Quando il peso dei debiti diventa insostenibile rispetto ai redditi qualunque soggetto dotato di normale buonsenso fa due cose: riduce le spese e vende i beni mobili e immobili di cui dispone. Poi cerca anche di aumentare i redditi, magari investendo parte delle risorse recuperate in nuove attività o valorizzando le residue proprietà. Se il soggetto è uno Stato l'operazione è allo stesso tempo più facile, perché è lo Stato stesso che fissa le regole e può, come fa già ampiamente, fare le eccezioni che ritiene più opportune, più difficile, perché uno Stato democratico deve trovare i necessari supporti politici per attivare iniziative straordinarie come quella di cui stiamo per parlare. Mettiamo da parte la riduzione delle spese, di cui s'è già detto tanto, e consideriamo la vendita dei beni. Ma facciamo prima due considerazioni basilari e valide in generale, chiunque sia il proprietario di beni, specialmente di valore storico e artistico (tutti beni pubblici sono vincolati per legge).

1.

un bene, di qualunque genere, non è pubblico perché è di proprietà di un ente pubblico, ma è pubblico perché è aperto a tutti quindi, ad esempio, un museo pubblico chiuso, cessa di essere pubblico quanto alla sua funzione e alla sua ragion d'essere.

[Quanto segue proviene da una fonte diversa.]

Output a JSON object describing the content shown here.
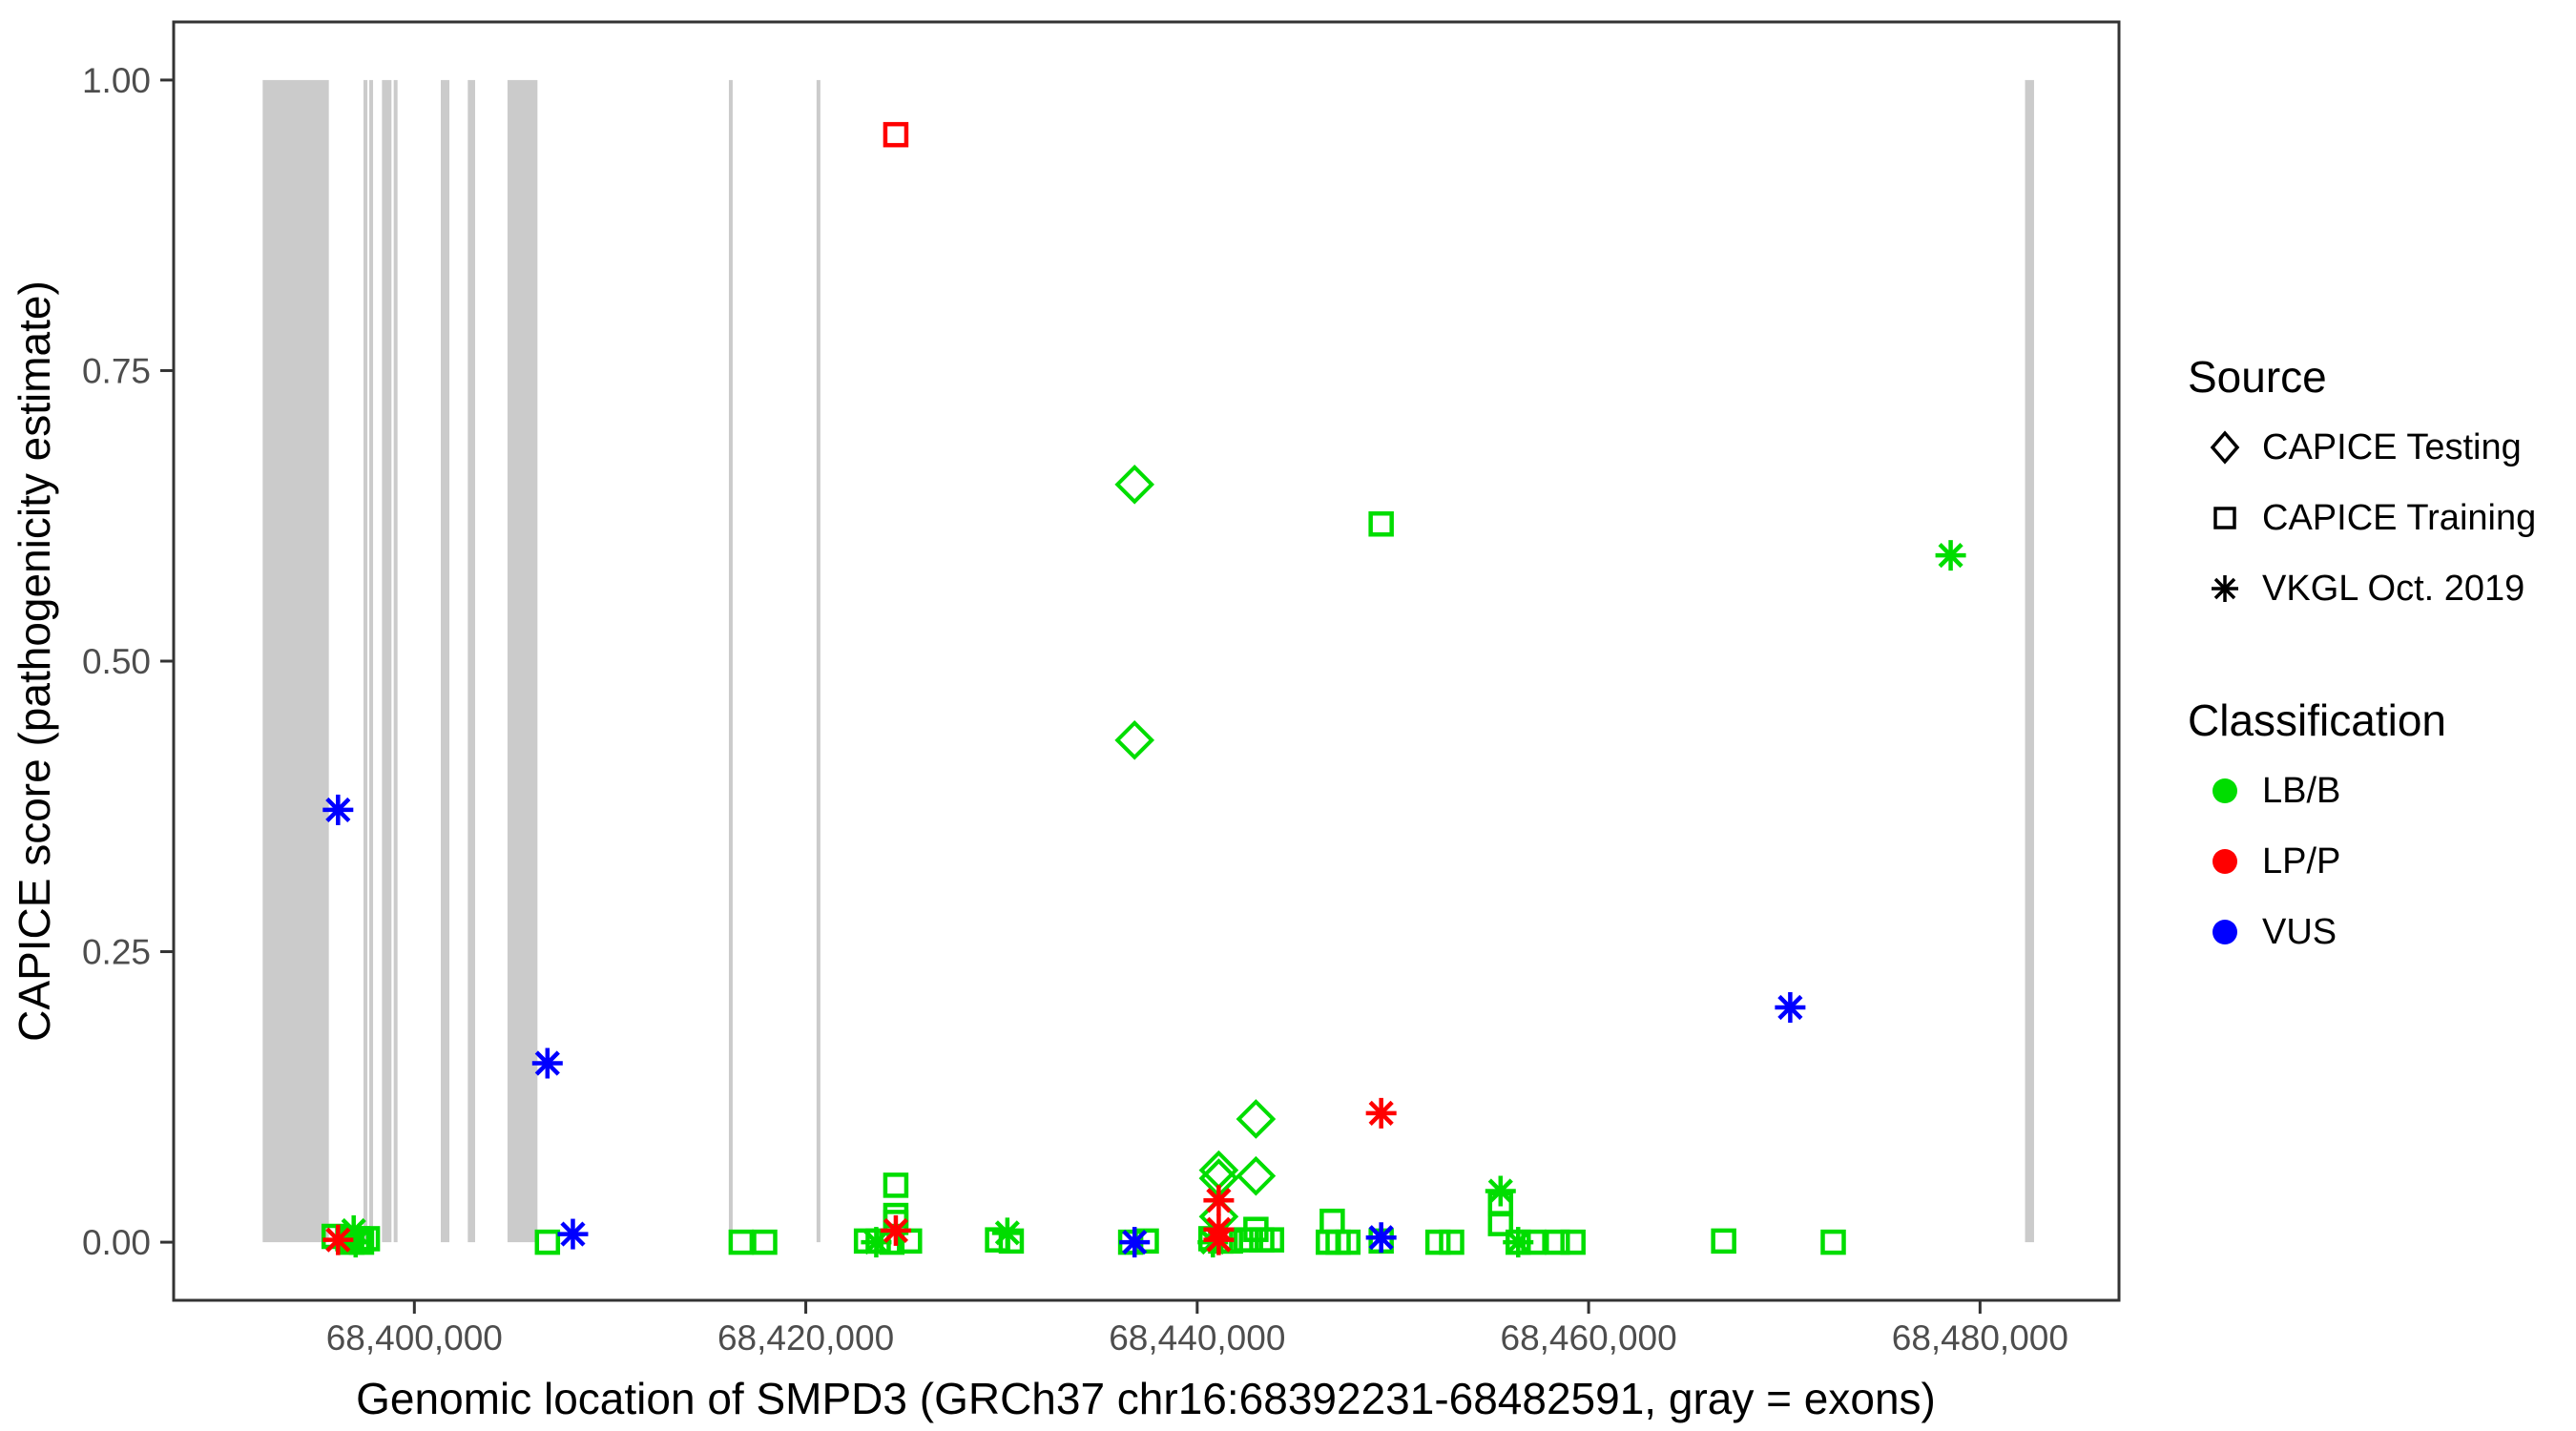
{
  "colors": {
    "lbb_green": "#00DD00",
    "lpp_red": "#FF0000",
    "vus_blue": "#0000FF",
    "exon_gray": "#CBCBCB",
    "panel_border": "#333333",
    "tick_text": "#4d4d4d"
  },
  "legend": {
    "source": {
      "title": "Source",
      "items": [
        {
          "label": "CAPICE Testing",
          "symbol": "diamond"
        },
        {
          "label": "CAPICE Training",
          "symbol": "square"
        },
        {
          "label": "VKGL Oct. 2019",
          "symbol": "asterisk"
        }
      ]
    },
    "classification": {
      "title": "Classification",
      "items": [
        {
          "label": "LB/B",
          "color": "#00DD00"
        },
        {
          "label": "LP/P",
          "color": "#FF0000"
        },
        {
          "label": "VUS",
          "color": "#0000FF"
        }
      ]
    }
  },
  "chart_data": {
    "type": "scatter",
    "title": "",
    "xlabel": "Genomic location of SMPD3 (GRCh37 chr16:68392231-68482591, gray = exons)",
    "ylabel": "CAPICE score (pathogenicity estimate)",
    "x_axis": {
      "min": 68387700,
      "max": 68487100,
      "ticks": [
        68400000,
        68420000,
        68440000,
        68460000,
        68480000
      ],
      "tick_labels": [
        "68,400,000",
        "68,420,000",
        "68,440,000",
        "68,460,000",
        "68,480,000"
      ]
    },
    "y_axis": {
      "min": -0.05,
      "max": 1.05,
      "ticks": [
        0,
        0.25,
        0.5,
        0.75,
        1
      ],
      "tick_labels": [
        "0.00",
        "0.25",
        "0.50",
        "0.75",
        "1.00"
      ]
    },
    "grid": "off",
    "legend_position": "right",
    "exons_note": "gray vertical bands = exons, spanning score 0 to 1",
    "exons": [
      [
        68392250,
        68395630
      ],
      [
        68397400,
        68397600
      ],
      [
        68397695,
        68397855
      ],
      [
        68398345,
        68398830
      ],
      [
        68398945,
        68399075
      ],
      [
        68401350,
        68401790
      ],
      [
        68402730,
        68403105
      ],
      [
        68404760,
        68406290
      ],
      [
        68416070,
        68416260
      ],
      [
        68420550,
        68420740
      ],
      [
        68482300,
        68482760
      ]
    ],
    "series": [
      {
        "name": "CAPICE Testing / LB/B",
        "source": "CAPICE Testing",
        "classification": "LB/B",
        "marker": "diamond",
        "color": "#00DD00",
        "points": [
          [
            68436800,
            0.652
          ],
          [
            68436800,
            0.432
          ],
          [
            68441100,
            0.062
          ],
          [
            68441100,
            0.055
          ],
          [
            68441100,
            0.022
          ],
          [
            68443000,
            0.106
          ],
          [
            68443000,
            0.057
          ]
        ]
      },
      {
        "name": "CAPICE Training / LB/B",
        "source": "CAPICE Training",
        "classification": "LB/B",
        "marker": "square",
        "color": "#00DD00",
        "points": [
          [
            68449400,
            0.618
          ],
          [
            68424600,
            0.049
          ],
          [
            68424600,
            0.023
          ],
          [
            68424600,
            0.017
          ],
          [
            68395900,
            0.005
          ],
          [
            68396600,
            0.003
          ],
          [
            68397100,
            0.003
          ],
          [
            68397600,
            0.003
          ],
          [
            68396800,
            0.0
          ],
          [
            68397300,
            0.0
          ],
          [
            68406800,
            0.0
          ],
          [
            68416700,
            0.0
          ],
          [
            68417900,
            0.0
          ],
          [
            68423100,
            0.001
          ],
          [
            68423700,
            0.001
          ],
          [
            68424400,
            0.0
          ],
          [
            68425300,
            0.001
          ],
          [
            68429800,
            0.002
          ],
          [
            68430500,
            0.001
          ],
          [
            68436600,
            0.0
          ],
          [
            68437400,
            0.001
          ],
          [
            68440700,
            0.003
          ],
          [
            68441200,
            0.001
          ],
          [
            68441700,
            0.001
          ],
          [
            68442500,
            0.002
          ],
          [
            68443000,
            0.011
          ],
          [
            68443300,
            0.002
          ],
          [
            68443800,
            0.002
          ],
          [
            68446900,
            0.018
          ],
          [
            68446700,
            0.0
          ],
          [
            68447200,
            0.0
          ],
          [
            68447700,
            0.0
          ],
          [
            68449400,
            0.001
          ],
          [
            68452300,
            0.0
          ],
          [
            68453000,
            0.0
          ],
          [
            68455500,
            0.033
          ],
          [
            68455500,
            0.016
          ],
          [
            68456400,
            0.0
          ],
          [
            68457200,
            0.0
          ],
          [
            68458400,
            0.0
          ],
          [
            68459200,
            0.0
          ],
          [
            68466900,
            0.001
          ],
          [
            68472500,
            0.0
          ]
        ]
      },
      {
        "name": "CAPICE Training / LP/P",
        "source": "CAPICE Training",
        "classification": "LP/P",
        "marker": "square",
        "color": "#FF0000",
        "points": [
          [
            68424600,
            0.953
          ]
        ]
      },
      {
        "name": "VKGL Oct. 2019 / LB/B",
        "source": "VKGL Oct. 2019",
        "classification": "LB/B",
        "marker": "asterisk",
        "color": "#00DD00",
        "points": [
          [
            68396900,
            0.01
          ],
          [
            68397000,
            0.0
          ],
          [
            68423600,
            0.0
          ],
          [
            68430300,
            0.008
          ],
          [
            68440800,
            0.0
          ],
          [
            68455500,
            0.044
          ],
          [
            68456400,
            0.0
          ],
          [
            68478500,
            0.591
          ]
        ]
      },
      {
        "name": "VKGL Oct. 2019 / LP/P",
        "source": "VKGL Oct. 2019",
        "classification": "LP/P",
        "marker": "asterisk",
        "color": "#FF0000",
        "points": [
          [
            68396100,
            0.002
          ],
          [
            68424600,
            0.01
          ],
          [
            68441100,
            0.036
          ],
          [
            68441100,
            0.011
          ],
          [
            68441100,
            0.002
          ],
          [
            68449400,
            0.111
          ]
        ]
      },
      {
        "name": "VKGL Oct. 2019 / VUS",
        "source": "VKGL Oct. 2019",
        "classification": "VUS",
        "marker": "asterisk",
        "color": "#0000FF",
        "points": [
          [
            68396100,
            0.372
          ],
          [
            68406800,
            0.154
          ],
          [
            68408100,
            0.007
          ],
          [
            68436800,
            0.0
          ],
          [
            68449400,
            0.004
          ],
          [
            68470300,
            0.202
          ]
        ]
      }
    ]
  }
}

2. conservare la proprietà di un bene di valore senza assicurare la sua conservazione significa tradire la responsabilità che è propria di ogni proprietario verso la storia e la collettività e, nel caso dello Stato e degli enti pubblici, tradire una loro funzione essenziale.

Allora, dal momento che i beni pubblici, anche di valore storico e artistico, non possono essere adeguatamente mantenuti, vanno venduti, per assicurare la loro conservazione, per incassare risorse da destinare alla riduzione del debito pubblico e, anche, per dar adito a nuove attività di accoglienza, ricettività o altro.

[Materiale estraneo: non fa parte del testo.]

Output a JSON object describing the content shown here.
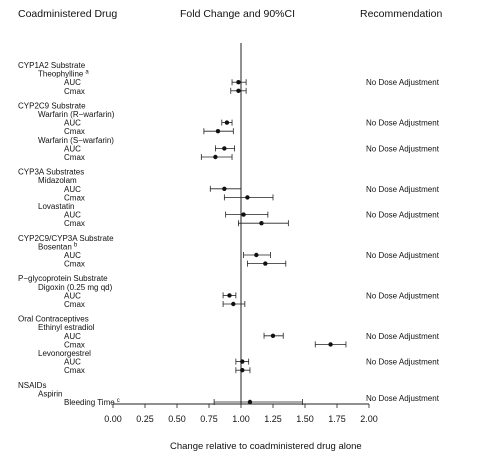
{
  "header": {
    "drug_col": "Coadministered Drug",
    "fold_col": "Fold Change and 90%CI",
    "rec_col": "Recommendation"
  },
  "chart_data": {
    "type": "forest",
    "xlabel": "Change relative to coadministered drug alone",
    "xlim": [
      0.0,
      2.0
    ],
    "xticks": [
      "0.00",
      "0.25",
      "0.50",
      "0.75",
      "1.00",
      "1.25",
      "1.50",
      "1.75",
      "2.00"
    ],
    "reference_line": 1.0,
    "rows": [
      {
        "kind": "group",
        "text": "CYP1A2 Substrate"
      },
      {
        "kind": "drug",
        "text": "Theophylline",
        "sup": "a"
      },
      {
        "kind": "metric",
        "text": "AUC",
        "est": 0.98,
        "lo": 0.93,
        "hi": 1.04,
        "rec": "No Dose Adjustment"
      },
      {
        "kind": "metric",
        "text": "Cmax",
        "est": 0.98,
        "lo": 0.92,
        "hi": 1.04
      },
      {
        "kind": "gap"
      },
      {
        "kind": "group",
        "text": "CYP2C9 Substrate"
      },
      {
        "kind": "drug",
        "text": "Warfarin (R−warfarin)"
      },
      {
        "kind": "metric",
        "text": "AUC",
        "est": 0.89,
        "lo": 0.85,
        "hi": 0.93,
        "rec": "No Dose Adjustment"
      },
      {
        "kind": "metric",
        "text": "Cmax",
        "est": 0.82,
        "lo": 0.71,
        "hi": 0.94
      },
      {
        "kind": "drug",
        "text": "Warfarin (S−warfarin)"
      },
      {
        "kind": "metric",
        "text": "AUC",
        "est": 0.87,
        "lo": 0.8,
        "hi": 0.95,
        "rec": "No Dose Adjustment"
      },
      {
        "kind": "metric",
        "text": "Cmax",
        "est": 0.8,
        "lo": 0.69,
        "hi": 0.93
      },
      {
        "kind": "gap"
      },
      {
        "kind": "group",
        "text": "CYP3A Substrates"
      },
      {
        "kind": "drug",
        "text": "Midazolam"
      },
      {
        "kind": "metric",
        "text": "AUC",
        "est": 0.87,
        "lo": 0.76,
        "hi": 1.0,
        "rec": "No Dose Adjustment"
      },
      {
        "kind": "metric",
        "text": "Cmax",
        "est": 1.05,
        "lo": 0.87,
        "hi": 1.25
      },
      {
        "kind": "drug",
        "text": "Lovastatin"
      },
      {
        "kind": "metric",
        "text": "AUC",
        "est": 1.02,
        "lo": 0.88,
        "hi": 1.21,
        "rec": "No Dose Adjustment"
      },
      {
        "kind": "metric",
        "text": "Cmax",
        "est": 1.16,
        "lo": 0.98,
        "hi": 1.37
      },
      {
        "kind": "gap"
      },
      {
        "kind": "group",
        "text": "CYP2C9/CYP3A Substrate"
      },
      {
        "kind": "drug",
        "text": "Bosentan",
        "sup": "b"
      },
      {
        "kind": "metric",
        "text": "AUC",
        "est": 1.12,
        "lo": 1.02,
        "hi": 1.23,
        "rec": "No Dose Adjustment"
      },
      {
        "kind": "metric",
        "text": "Cmax",
        "est": 1.19,
        "lo": 1.05,
        "hi": 1.35
      },
      {
        "kind": "gap"
      },
      {
        "kind": "group",
        "text": "P−glycoprotein Substrate"
      },
      {
        "kind": "drug",
        "text": "Digoxin (0.25 mg qd)"
      },
      {
        "kind": "metric",
        "text": "AUC",
        "est": 0.91,
        "lo": 0.86,
        "hi": 0.96,
        "rec": "No Dose Adjustment"
      },
      {
        "kind": "metric",
        "text": "Cmax",
        "est": 0.94,
        "lo": 0.86,
        "hi": 1.03
      },
      {
        "kind": "gap"
      },
      {
        "kind": "group",
        "text": "Oral Contraceptives"
      },
      {
        "kind": "drug",
        "text": "Ethinyl estradiol"
      },
      {
        "kind": "metric",
        "text": "AUC",
        "est": 1.25,
        "lo": 1.18,
        "hi": 1.33,
        "rec": "No Dose Adjustment"
      },
      {
        "kind": "metric",
        "text": "Cmax",
        "est": 1.7,
        "lo": 1.58,
        "hi": 1.82
      },
      {
        "kind": "drug",
        "text": "Levonorgestrel"
      },
      {
        "kind": "metric",
        "text": "AUC",
        "est": 1.01,
        "lo": 0.96,
        "hi": 1.06,
        "rec": "No Dose Adjustment"
      },
      {
        "kind": "metric",
        "text": "Cmax",
        "est": 1.01,
        "lo": 0.96,
        "hi": 1.07
      },
      {
        "kind": "gap"
      },
      {
        "kind": "group",
        "text": "NSAIDs"
      },
      {
        "kind": "drug",
        "text": "Aspirin"
      },
      {
        "kind": "metric",
        "text": "Bleeding Time",
        "sup": "c",
        "est": 1.07,
        "lo": 0.79,
        "hi": 1.48,
        "rec": "No Dose Adjustment",
        "rec_offset": 0.5
      }
    ]
  }
}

Questa non è un'idea nuova - già nel 1864 il Parlamento del Regno d'Italia approvava una legge su una convenzione tra il ministero delle finanze e una società anonima incaricata della vendita dei beni demaniali - ed è stata ripresa in continuazione, ma sempre con scarso costrutto, perché in questi 150 anni, e soprattutto negli anni della repubblica, ci siamo incartati molto.

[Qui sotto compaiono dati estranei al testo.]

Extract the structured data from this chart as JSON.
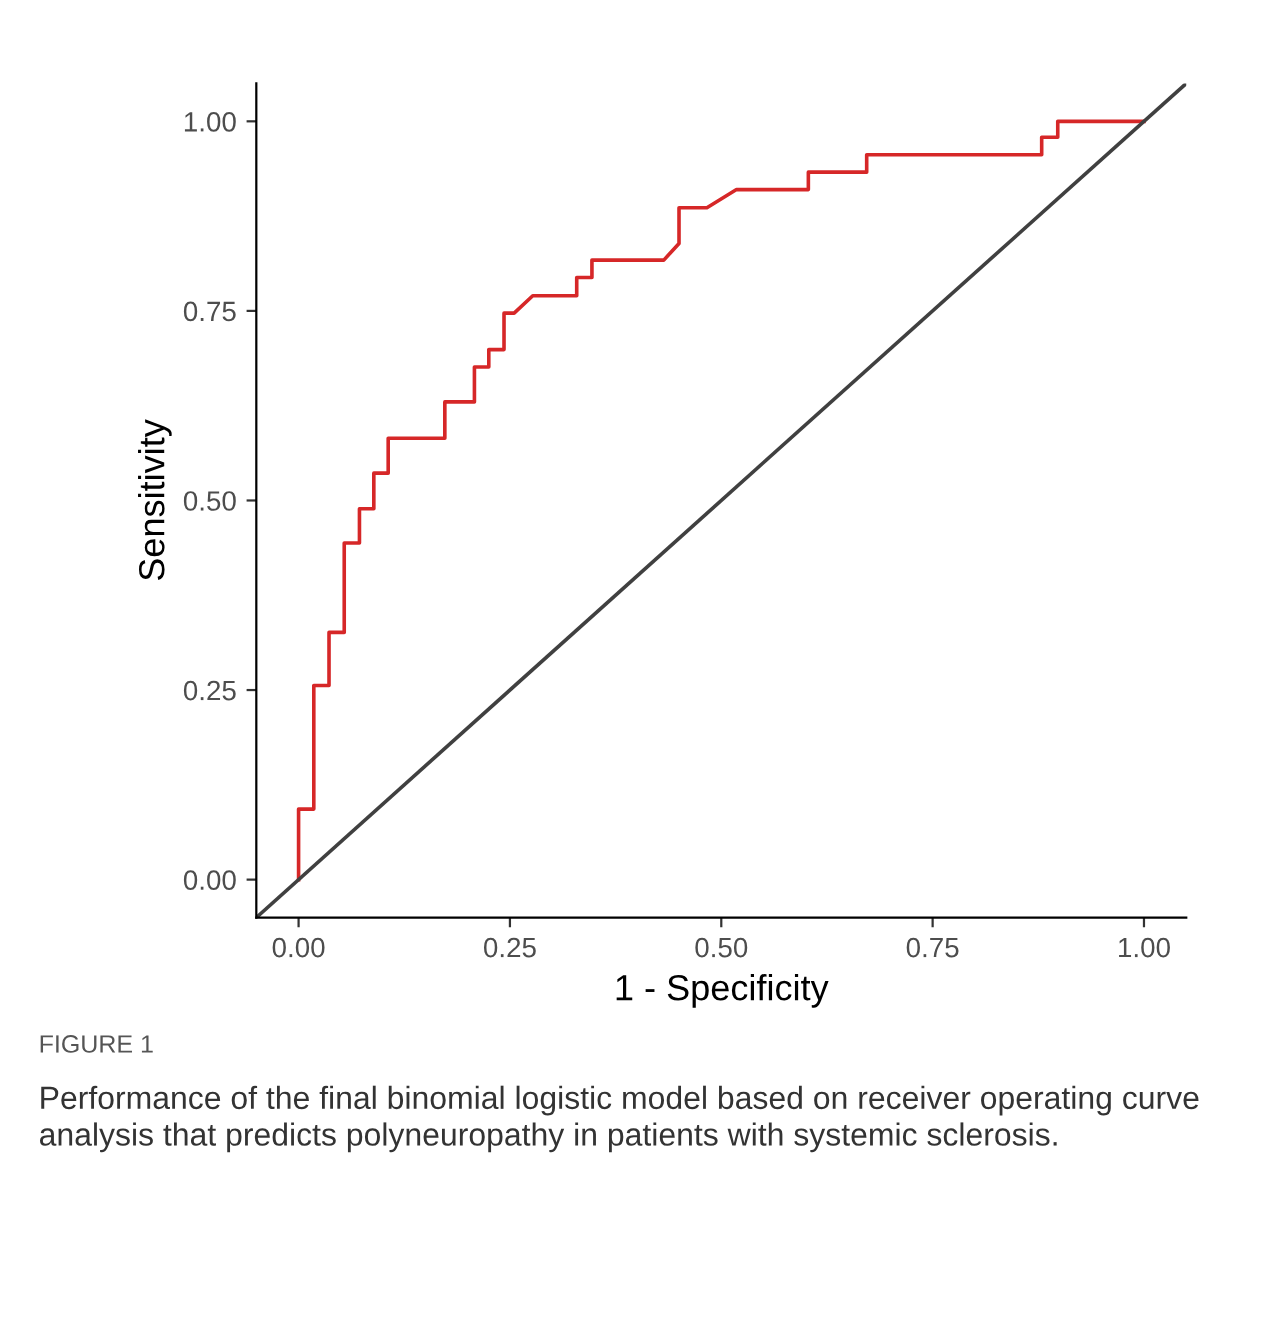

Nessuna persona sana di mente, specialmente straniera, comprerebbe un bene pubblico senza sapere se può regolarmente - escludendo intrallazzi vari - fare un investimento profittevole nel modo e nel tempo che sembra più adeguato, giacché i vincoli esistenti sono troppi, nei vari livelli politici e amministrativi, e spesso sono del tutto soggettivi.

Il nodo di gordio va tagliato! Se vogliamo che la vendita dei beni pubblici prosperi, anche coinvolgendo investitori esteri che vedono meglio di noi tutte le enormi potenzialità dell'Italia, dobbiamo dire che gli acquirenti dei beni pubblici sono autorizzati a fare tutto quello che vogliono, anche come destinazione d'uso, nel rispetto dei luoghi e del tempo, purché il bene resti aperto al pubblico.